Creativity on the teaching agenda

Pages 415-428 | Published online: 19 Aug 2006
 

Abstract

In the rapidly changing modern world there is a special need for engineers to be responsive to the differing demands of their physical, technical, social and economic environments. To do this effectively, they need to be able to think and act creatively. The typical engineering student is characteristically not particularly creative. This makes it all the more important that they are encouraged to develop whatever creative conceptual skills they have and to learn techniques that can enhance their creativity. This paper describes a start that has been made to teaching creativity to undergraduate civil engineering students using a set of examples and puzzles that are designed to highlight mental traps that we create for ourselves, and tricks to try to circumvent them.

Notes

Piaget wrote that ‘most researchers tend to neglect the central role played by language and concept in thought’ and suggested that poor communication skills will inhibit conceptual thinking skills, thus emphasizing the importance of good communication skills amongst students.

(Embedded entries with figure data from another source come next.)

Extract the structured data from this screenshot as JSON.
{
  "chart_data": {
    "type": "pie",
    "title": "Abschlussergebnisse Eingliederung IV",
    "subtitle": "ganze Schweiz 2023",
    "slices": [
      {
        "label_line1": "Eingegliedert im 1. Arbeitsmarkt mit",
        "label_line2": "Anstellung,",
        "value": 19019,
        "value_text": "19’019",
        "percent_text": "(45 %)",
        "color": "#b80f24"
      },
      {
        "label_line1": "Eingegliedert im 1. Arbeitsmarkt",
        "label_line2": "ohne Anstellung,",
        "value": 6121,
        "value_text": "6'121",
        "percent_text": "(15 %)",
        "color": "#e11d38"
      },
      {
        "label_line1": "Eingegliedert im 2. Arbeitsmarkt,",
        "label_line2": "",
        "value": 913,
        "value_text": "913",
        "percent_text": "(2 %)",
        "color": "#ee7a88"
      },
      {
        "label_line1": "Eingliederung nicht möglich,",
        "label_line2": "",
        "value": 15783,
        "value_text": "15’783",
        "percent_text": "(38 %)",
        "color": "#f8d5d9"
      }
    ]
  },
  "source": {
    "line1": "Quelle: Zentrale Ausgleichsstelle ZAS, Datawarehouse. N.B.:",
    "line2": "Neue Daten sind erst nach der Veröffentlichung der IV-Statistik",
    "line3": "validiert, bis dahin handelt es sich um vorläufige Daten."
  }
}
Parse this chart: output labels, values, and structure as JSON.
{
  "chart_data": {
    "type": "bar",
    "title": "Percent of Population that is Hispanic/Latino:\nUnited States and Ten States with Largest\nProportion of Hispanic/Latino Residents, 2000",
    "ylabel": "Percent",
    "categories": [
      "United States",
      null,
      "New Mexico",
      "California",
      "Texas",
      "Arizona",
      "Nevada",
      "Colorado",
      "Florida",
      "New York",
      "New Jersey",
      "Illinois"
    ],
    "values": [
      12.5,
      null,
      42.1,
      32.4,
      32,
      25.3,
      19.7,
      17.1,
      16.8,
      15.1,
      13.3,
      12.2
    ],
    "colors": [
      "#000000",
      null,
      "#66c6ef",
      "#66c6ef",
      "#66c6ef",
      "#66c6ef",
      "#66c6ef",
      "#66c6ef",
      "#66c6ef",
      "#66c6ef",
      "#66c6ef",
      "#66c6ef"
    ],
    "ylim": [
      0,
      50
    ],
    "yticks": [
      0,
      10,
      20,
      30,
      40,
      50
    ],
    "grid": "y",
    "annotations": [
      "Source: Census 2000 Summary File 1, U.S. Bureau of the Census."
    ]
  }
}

An excellent discussion of these various techniques can be obtained in Thompson and Lordan (Citation1998).

The civil engineering students at The University of the West Indies have to do a final-year design project as a group, with individual assignments and design elements and group and individual assessment. They have to manage their interactions and the way they work themselves. Unfortunately, the students are rarely creative in the solutions they put forward, usually settling for the obvious, conventional approach without a second thought, i.e. they design buildings as boxes that are easy to analyse.

Some commentators believe that appropriate forms of assessment help students to be creative; see Berglund et al. (Citation1998).

‘You are to design a single dwelling for a seaside site in Formby, nr Liverpool. The clients are a couple, one of whom is the composer of the piece of music you have selected off the project CD … The house should be a reflection of the composer as characterised by the music’. University of Liverpool (Citation2003).

This was another project used by the University of Liverpool Department of Architecture a few years ago.

I am indebted to one of the reviewers of this paper for this example.

Again I am indebted to the unknown reviewer for the suggestion that this example could be used.